Furthermore, although the particle size of a single particle depends on the characteristics of the metal, if large size particles are intended, deformed lumps are likely to occur, and the particle size distribution will also be biased.

Therefore, the diameter may vary slightly depending on the metal type, or the diameter is generally 15 mm or less, which is relatively easy to manufacture.

Although the foamed metal particles produced by the invention are spherical, it is of course possible to use the metal material by compressing it and processing it into a flat shape if necessary. .

[Brief explanation of drawings]

In the accompanying drawings, Figure 1 is a longitudinal sectional view schematically showing an example of an apparatus suitable for carrying out the method of the present invention, and Figures 2a and 2b are enlarged views showing the particle structure of foamed metal particles produced by the method of the present invention. FIG. 2a shows the external structure, and FIG. 2b shows the cross-sectional structure of foamed metal particles pressed into a synthetic resin body and cut. Molten metal・・・・・・・・・・・・・・・M Dispersion and coagulation container・・・・・・・・・・・・20 mesh plate or mesh body・・・・・・・・・・・・・・・23 Blow pipe for oil or water spray・・・・・・・2415-

Claims (4)

[Claims] (1) A molten metal or alloy containing dissolved gas, mainly hydrogen, is caused to flow down as droplets into a dispersion solidification device maintained under reduced pressure, and these droplets are granulated by their surface tension and then cooled and solidified.

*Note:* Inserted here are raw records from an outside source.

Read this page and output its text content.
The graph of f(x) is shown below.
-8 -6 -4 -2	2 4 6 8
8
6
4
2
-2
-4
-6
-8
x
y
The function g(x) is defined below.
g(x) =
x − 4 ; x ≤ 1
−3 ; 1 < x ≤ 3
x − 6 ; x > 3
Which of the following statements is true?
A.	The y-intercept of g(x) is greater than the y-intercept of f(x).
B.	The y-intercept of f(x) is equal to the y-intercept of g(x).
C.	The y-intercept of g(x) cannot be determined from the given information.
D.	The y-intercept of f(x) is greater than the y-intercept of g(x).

A method for producing foamed metal particles, which is characterized by foaming them under the pressure of dissolved gas liberated as a result of the process, thereby forming seed spherical metal particles with a diameter of 15 zm or less and having bubbles with a volume ratio of 20% or more inside. (2) The manufacturing method according to claim 1, characterized in that the molten metal flowing down within the dispersion and coagulation device is once received by a perforated plate or a mesh body and dispersed into droplets. (3) The manufacturing method according to claim 1 or 2, characterized in that oil or water is sprayed during free falling of the droplet-shaped molten metal to absorb and dissolve gas, foam, and cool and solidify. (4) The method according to any one of claims 1 to 3, characterized in that the droplet-shaped molten metal is dropped into oil or water, absorbs and dissolves gas, and is foamed and solidified by cooling. Manufacturing method.